To pull this off, you may need one or two university professors to help explain your algorithm’s specialness.
There are two problems with this approach.
First, there is no such thing as an algorithm that outperforms all others on all problems. Machine learning developers deal in tradeoffs. You build an algorithm that works well on some problems, at the expense of good performance on others.
The second problem is transparency. If you use an algorithm outside the mainstream, few people will understand how to use it. Your customers will have a hard time finding and hiring people to work with your tools.
Of course, if your goal is to lock in customers, that’s a feature, not a bug.
The One-Trick Pony
Some vendors build an automated machine learning engine on a single algorithm. They claim that one algorithm is all you need. You just need to engineer features and tune the model properly.
This is nonsense. One algorithm can outperform others on one use case, but it won’t outperform others on all use cases. For consistent quality across diverse use cases, you have to try many different algorithms.
Several vendors use nothing but deep learning. Deep learning is cool. For massively featured problems like image recognition, it’s often the best technique to use. DataRobot uses deep learning, together with many other techniques.
Why do vendors trust in a single algorithm? Sometimes, it’s blind faith. In the machine learning community, some people prefer to specialize in one technique, such as deep learning.
Delivering software is easier if you use just one algorithm. Machine learning is messy. If you can convince customers that one algorithm is all you need, you can save on software engineering, testing, and product development. You don’t have to build tools that automatically compare algorithms, because there’s nothing to compare!
Old Wine in New Bottles
Machine learning is just 8-10 years old. Tools that are older than that run on one server only. If your computing problem exceeds the capacity of one server -- well, that’s just too bad.
Legacy software vendors figure they can build an automated machine learning engine that runs on top of their existing software.

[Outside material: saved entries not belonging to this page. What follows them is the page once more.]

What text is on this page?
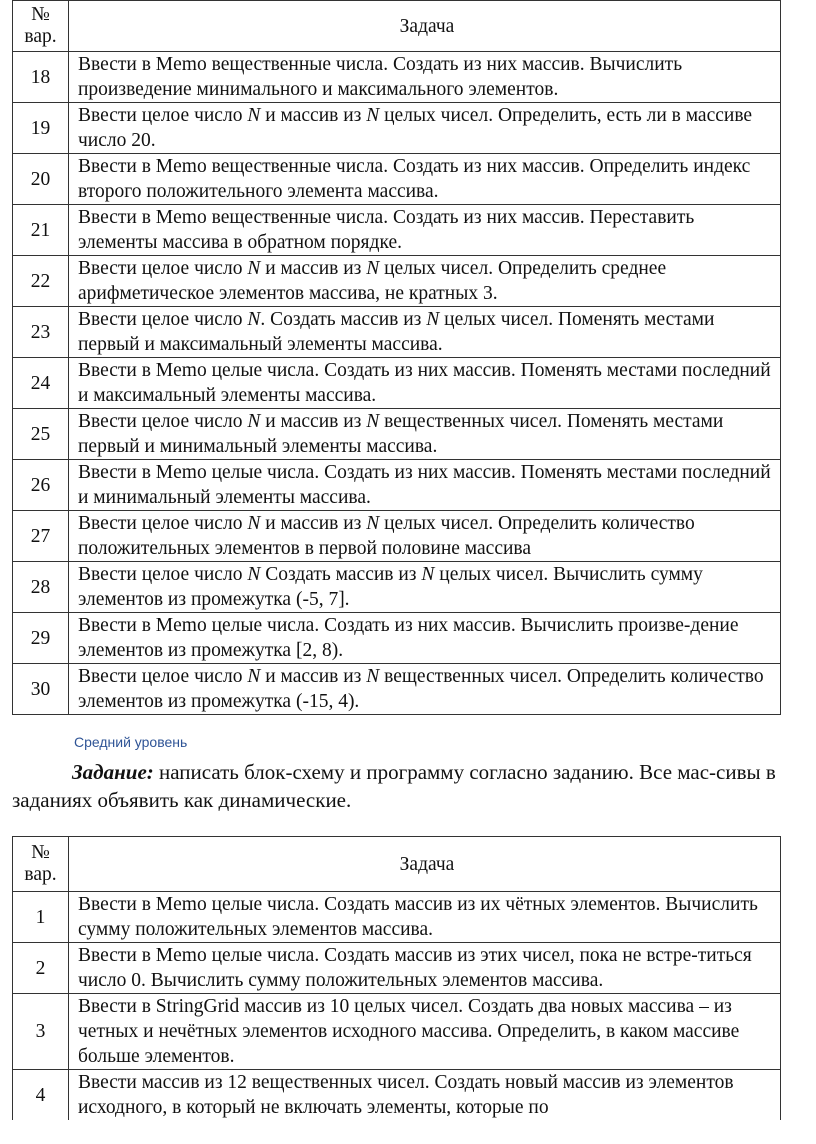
№
вар.	Задача
18	Ввести в Memo вещественные числа. Создать из них массив. Вычислить произведение минимального и максимального элементов.
19	Ввести целое число N и массив из N целых чисел. Определить, есть ли в массиве число 20.
20	Ввести в Memo вещественные числа. Создать из них массив. Определить индекс второго положительного элемента массива.
21	Ввести в Memo вещественные числа. Создать из них массив. Переставить элементы массива в обратном порядке.
22	Ввести целое число N и массив из N целых чисел. Определить среднее арифметическое элементов массива, не кратных 3.
23	Ввести целое число N. Создать массив из N целых чисел. Поменять местами первый и максимальный элементы массива.
24	Ввести в Memo целые числа. Создать из них массив. Поменять местами последний и максимальный элементы массива.
25	Ввести целое число N и массив из N вещественных чисел. Поменять местами первый и минимальный элементы массива.
26	Ввести в Memo целые числа. Создать из них массив. Поменять местами последний и минимальный элементы массива.
27	Ввести целое число N и массив из N целых чисел. Определить количество положительных элементов в первой половине массива
28	Ввести целое число N Создать массив из N целых чисел. Вычислить сумму элементов из промежутка (-5, 7].
29	Ввести в Memo целые числа. Создать из них массив. Вычислить произве-дение элементов из промежутка [2, 8).
30	Ввести целое число N и массив из N вещественных чисел. Определить количество элементов из промежутка (-15, 4).
Средний уровень

Задание: написать блок-схему и программу согласно заданию. Все мас-сивы в заданиях объявить как динамические.

№
вар.	Задача
1	Ввести в Memo целые числа. Создать массив из их чётных элементов. Вычислить сумму положительных элементов массива.
2	Ввести в Memo целые числа. Создать массив из этих чисел, пока не встре-титься число 0. Вычислить сумму положительных элементов массива.
3	Ввести в StringGrid массив из 10 целых чисел. Создать два новых массива – из четных и нечётных элементов исходного массива. Определить, в каком массиве больше элементов.
4	Ввести массив из 12 вещественных чисел. Создать новый массив из элементов исходного, в который не включать элементы, которые по
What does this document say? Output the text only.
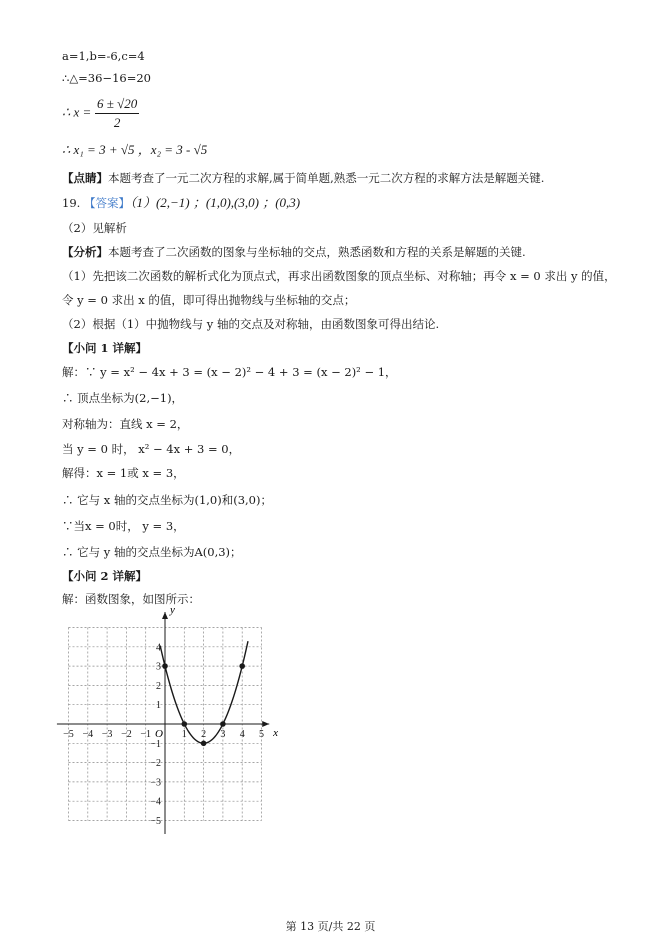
a=1,b=-6,c=4
∴△=36−16=20
∴ $x = \frac{6 \pm √20}{2}$
∴ x₁ = 3 + √5 ，x₂ = 3 - √5
【点睛】本题考查了一元二次方程的求解,属于简单题,熟悉一元二次方程的求解方法是解题关键.
19. 【答案】（1）(2,−1) ；(1,0),(3,0) ；(0,3)
（2）见解析
【分析】本题考查了二次函数的图象与坐标轴的交点，熟悉函数和方程的关系是解题的关键.
（1）先把该二次函数的解析式化为顶点式，再求出函数图象的顶点坐标、对称轴；再令 x = 0 求出 y 的值，
令 y = 0 求出 x 的值，即可得出抛物线与坐标轴的交点；
（2）根据（1）中抛物线与 y 轴的交点及对称轴，由函数图象可得出结论.
【小问 1 详解】
解：∵ y = x² − 4x + 3 = (x − 2)² − 4 + 3 = (x − 2)² − 1，
∴ 顶点坐标为(2,−1)，
对称轴为：直线 x = 2，
当 y = 0 时， x² − 4x + 3 = 0，
解得：x = 1或 x = 3，
∴ 它与 x 轴的交点坐标为(1,0)和(3,0)；
∵当x = 0时， y = 3，
∴ 它与 y 轴的交点坐标为A(0,3)；
【小问 2 详解】
解：函数图象，如图所示：
−5 −4 −3 −2 −1	1 2 3 4 5
4
3
2
1
−1
−2
−3
−4
−5
x
y
O
第 13 页/共 22 页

That approach rarely works well. Automated machine learning engines run a lot of experiments. You have to run those experiments in parallel, or you will wait a long time to see results.
Half a Bridge
Automated machine learning is powerful because it helps you bring new users into the process. With built-in quality assurance, you can trust novice users to build reliable models. Your most valuable experts can take on coaching and advisory roles, or they can work on the most challenging models.
You can’t do that with partially automated tools. If any part of the process is manual, your expert users must perform every task. Otherwise, there is too much risk that novices will make mistakes on the manual parts. As a result, the capacity of your expert data scientists limits your entire machine learning program.
How to Automate Machine Learning
Automate the hard things.
Use mainstream algorithms.
Use diverse algorithms.
Build an engine that works out of the box.
Build for high performance and scalability.
Automate the complete machine learning workflow.